Tom Ervin, the independent running for governor, released a new statewide television advertisement Tuesday promising more ethical politics in the Statehouse.

That ad comes on the heels of another TV advertisement released Sunday that touts the candidate's economic plan.

The statewide advertising buys are expected to total $2 million and follow an introductory ad last week that focused on a good deed Ervin did for the widow of a military service member.

The ethics advertisement follows a legislative session when the General Assembly failed to pass a large ethics reform bill that would have forced lawmakers to disclose their personal sources of income. In the end, despite some advances such as the income requirement, critics decried the bill as a way for legislators to have greater license to spend campaign funds, among other concerns.

"My plan for cleaning up Columbia calls for term limits, getting rid of secret campaign accounts, banning gifts to politicians, and getting tough on lobbyists," Ervin said in a statement. "These common sense reforms will end the revolving door on cronyism and restore trust in our government."
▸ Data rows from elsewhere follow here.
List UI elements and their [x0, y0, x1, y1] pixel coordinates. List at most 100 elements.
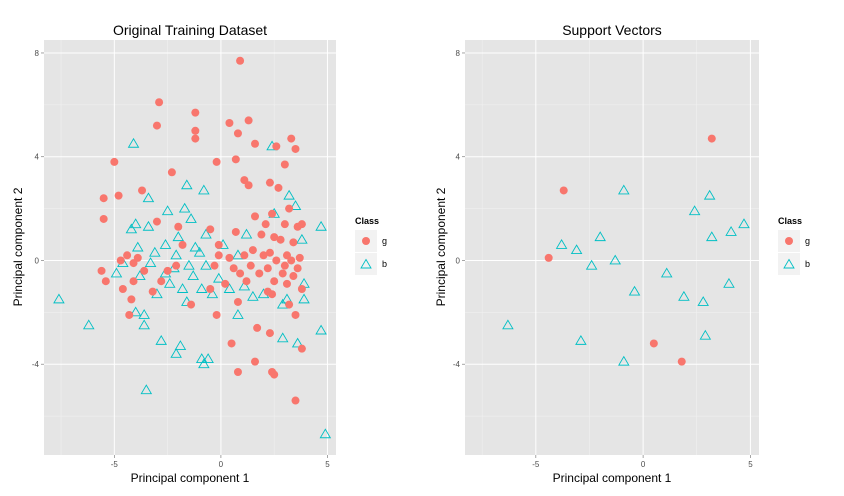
point-class-g	[289, 238, 298, 247]
chart-title: Original Training Dataset	[113, 22, 267, 38]
point-class-b	[170, 347, 182, 358]
x-tick-label: 0	[219, 460, 224, 469]
plot-panel	[465, 40, 759, 455]
point-class-g	[212, 157, 221, 166]
point-class-g	[191, 108, 200, 117]
point-class-g	[287, 256, 296, 265]
point-class-g	[265, 178, 274, 187]
x-tick-label: 5	[748, 460, 753, 469]
point-class-b	[181, 179, 193, 190]
point-class-g	[289, 272, 298, 281]
point-class-g	[291, 396, 300, 405]
legend: Class g b	[355, 216, 387, 275]
point-class-g	[268, 209, 277, 218]
point-class-b	[131, 241, 144, 252]
point-class-b	[82, 319, 95, 330]
point-class-b	[298, 293, 310, 304]
point-class-g	[707, 134, 716, 143]
point-class-g	[282, 279, 291, 288]
point-class-b	[502, 319, 514, 330]
point-class-g	[116, 256, 125, 265]
point-class-g	[172, 261, 181, 270]
point-class-g	[297, 220, 306, 229]
point-class-b	[159, 239, 172, 249]
point-class-g	[244, 116, 253, 125]
point-class-g	[210, 261, 219, 270]
point-class-b	[129, 306, 142, 317]
point-class-g	[127, 295, 136, 304]
point-class-g	[246, 261, 255, 270]
point-class-g	[270, 233, 279, 242]
point-class-g	[287, 134, 296, 143]
point-class-b	[291, 337, 304, 348]
point-class-b	[315, 324, 327, 335]
point-class-b	[319, 428, 332, 439]
point-class-g	[291, 144, 300, 153]
legend-label-b: b	[382, 259, 387, 269]
point-class-b	[195, 283, 208, 293]
point-class-g	[242, 277, 251, 286]
point-class-g	[206, 285, 215, 293]
legend-key-b	[783, 258, 795, 269]
chart-original-training: Original Training Dataset -5 0 5 -4 0 4 8 Prin…	[11, 22, 387, 485]
point-class-g	[206, 225, 215, 234]
legend-title: Class	[778, 216, 802, 226]
point-class-g	[280, 220, 289, 229]
point-class-b	[110, 267, 123, 278]
point-class-g	[155, 98, 164, 107]
point-class-g	[187, 300, 196, 309]
point-class-b	[149, 246, 161, 257]
point-class-b	[125, 223, 138, 234]
point-class-b	[176, 283, 189, 293]
point-class-g	[118, 285, 127, 293]
point-class-b	[697, 296, 709, 306]
point-class-b	[202, 353, 214, 363]
point-class-g	[544, 253, 553, 262]
point-class-g	[140, 266, 149, 275]
x-axis-label: Principal component 1	[553, 471, 672, 485]
point-class-g	[163, 266, 172, 275]
y-axis-label: Principal component 2	[434, 187, 448, 306]
point-class-b	[585, 259, 598, 270]
point-class-b	[161, 205, 174, 216]
point-class-b	[178, 202, 191, 213]
point-class-g	[225, 119, 234, 127]
y-tick-label: 0	[35, 256, 40, 265]
point-class-g	[295, 253, 304, 262]
point-class-g	[225, 253, 234, 262]
point-class-g	[261, 220, 270, 229]
point-class-g	[129, 259, 138, 268]
point-class-b	[723, 277, 735, 288]
legend-label-b: b	[805, 259, 810, 269]
point-class-b	[703, 189, 716, 200]
point-class-g	[152, 217, 161, 226]
point-class-g	[297, 285, 306, 293]
point-class-b	[144, 257, 157, 268]
point-class-g	[297, 344, 306, 353]
legend-key-g	[785, 237, 793, 245]
axis-ticks: -5 0 5 -4 0 4 8	[32, 49, 330, 469]
point-class-g	[212, 310, 221, 319]
point-class-b	[276, 332, 289, 343]
point-class-b	[138, 319, 150, 330]
point-class-b	[155, 334, 168, 345]
point-class-b	[232, 309, 244, 319]
point-class-g	[229, 264, 238, 273]
point-class-g	[227, 339, 236, 348]
point-class-b	[238, 280, 251, 291]
point-class-b	[206, 288, 219, 299]
point-class-b	[315, 220, 327, 231]
y-tick-label: 4	[35, 153, 40, 162]
data-points	[53, 56, 332, 439]
point-class-b	[200, 259, 212, 270]
point-class-g	[263, 264, 272, 273]
point-class-g	[278, 269, 287, 278]
point-class-g	[152, 121, 161, 130]
point-class-b	[129, 218, 142, 229]
point-class-b	[200, 228, 212, 239]
y-tick-label: -4	[453, 360, 461, 369]
point-class-b	[289, 200, 302, 210]
point-class-b	[142, 192, 155, 203]
point-class-b	[187, 270, 199, 280]
point-class-b	[296, 233, 308, 244]
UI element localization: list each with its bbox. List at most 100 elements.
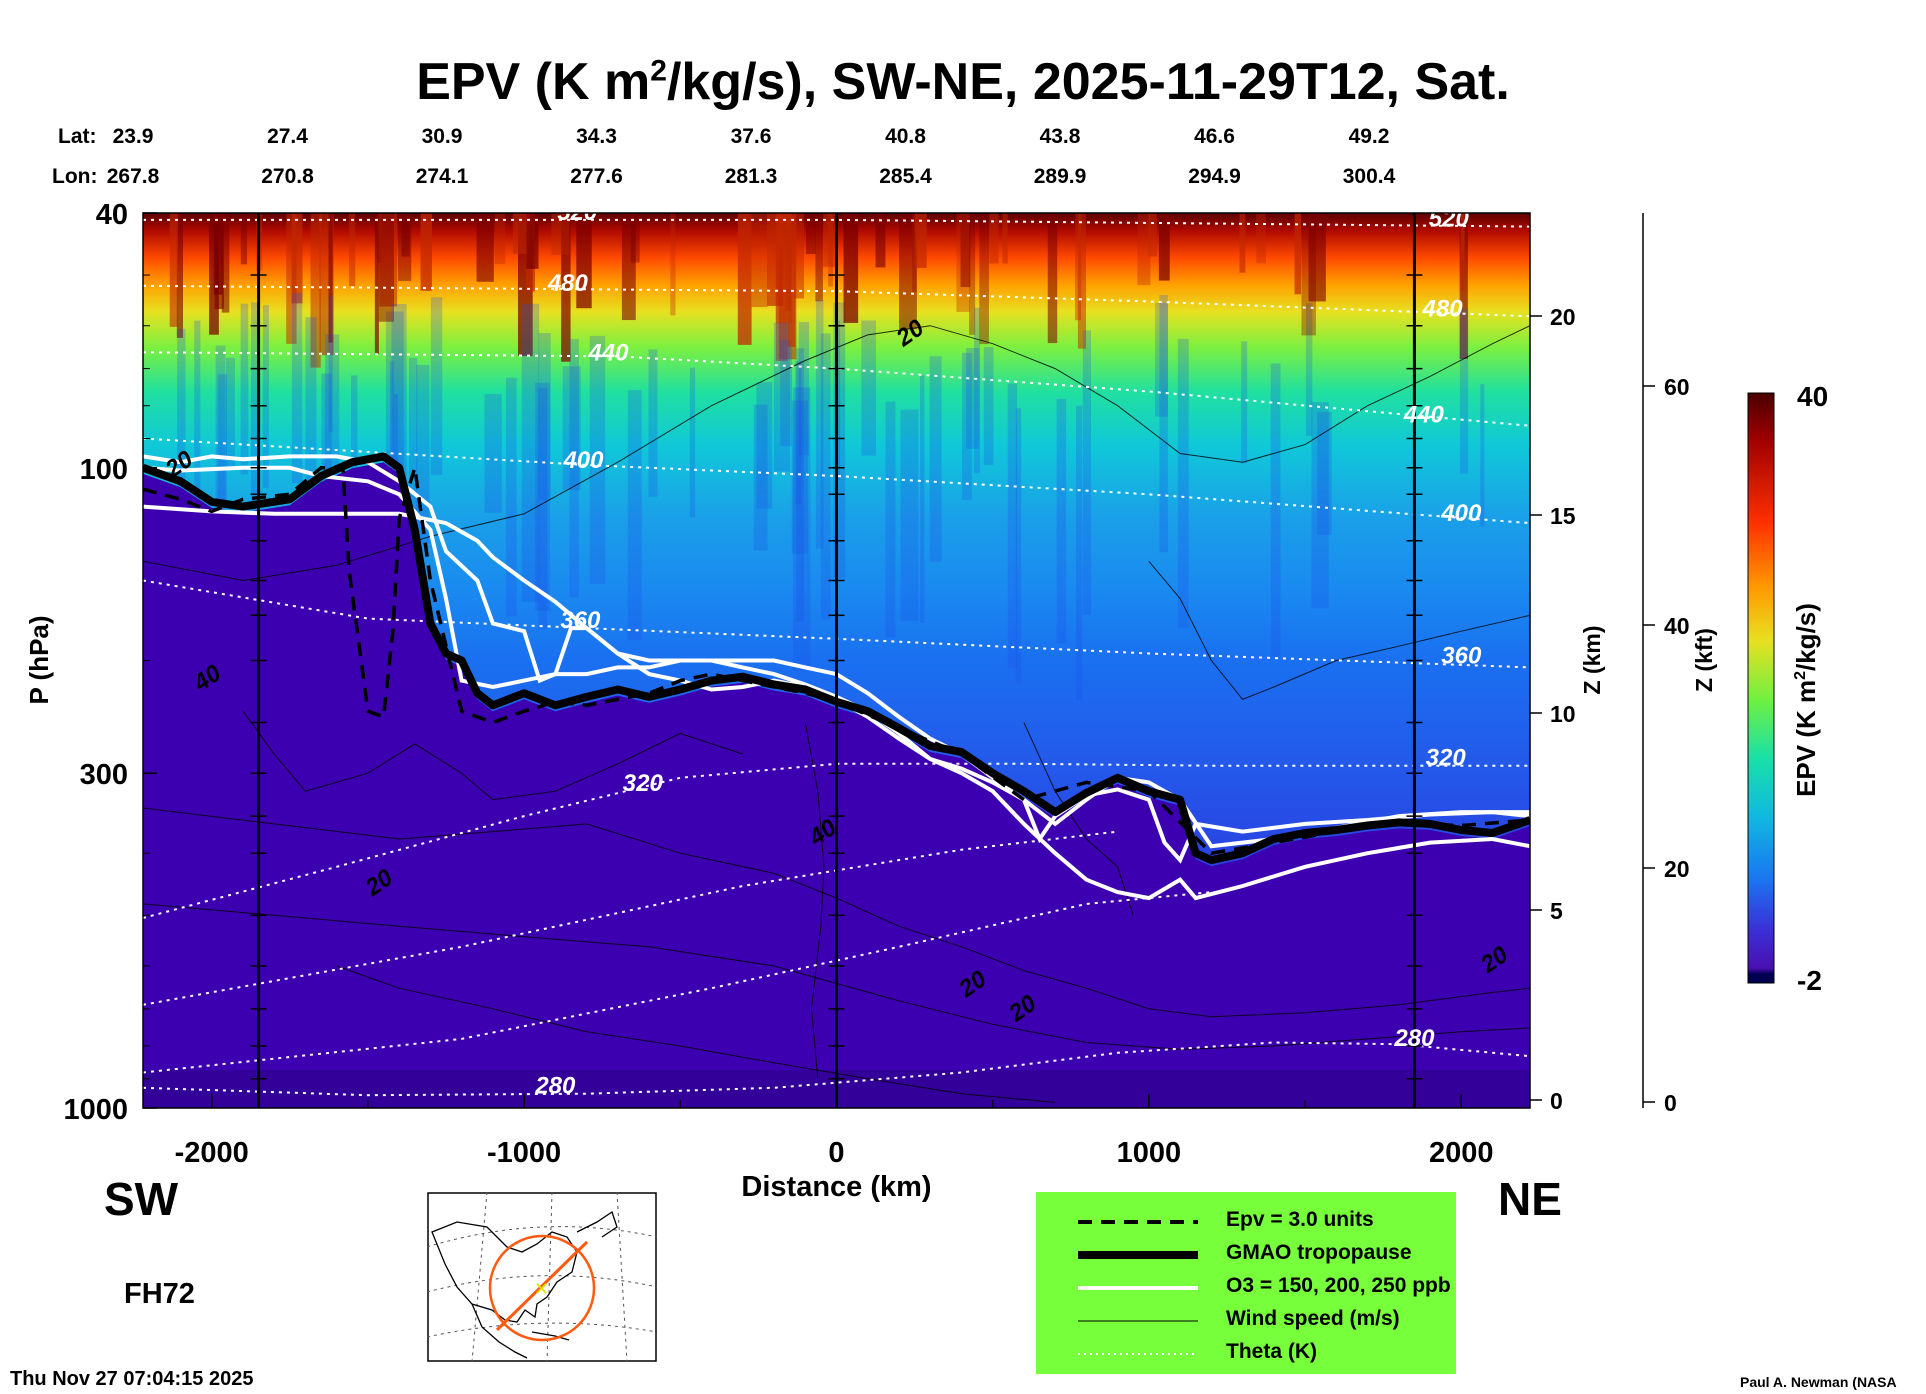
epv-streak [787,213,796,347]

In the other ad released Sunday, Ervin put out an economic blueprint that includes abolishing the state income tax. "Let's get rid of our personal income tax. Increase the minimum wage, and offset it with small business tax credits. Really fix our crumbling roads and bridges, stand tall for our Port of Charleston. Common sense, not rocket science," Ervin says in the ad.

While some advertisements have run earlier this year, early August has been a big one for advertisements online and on the airwaves. Gov. Nikki Haley released a television advertisement last week touting her welfare to work program, and the campaign of Democratic Sen. Vincent Sheheen released a Web video Tuesday about a national report focusing on issues at the Department of Social Services.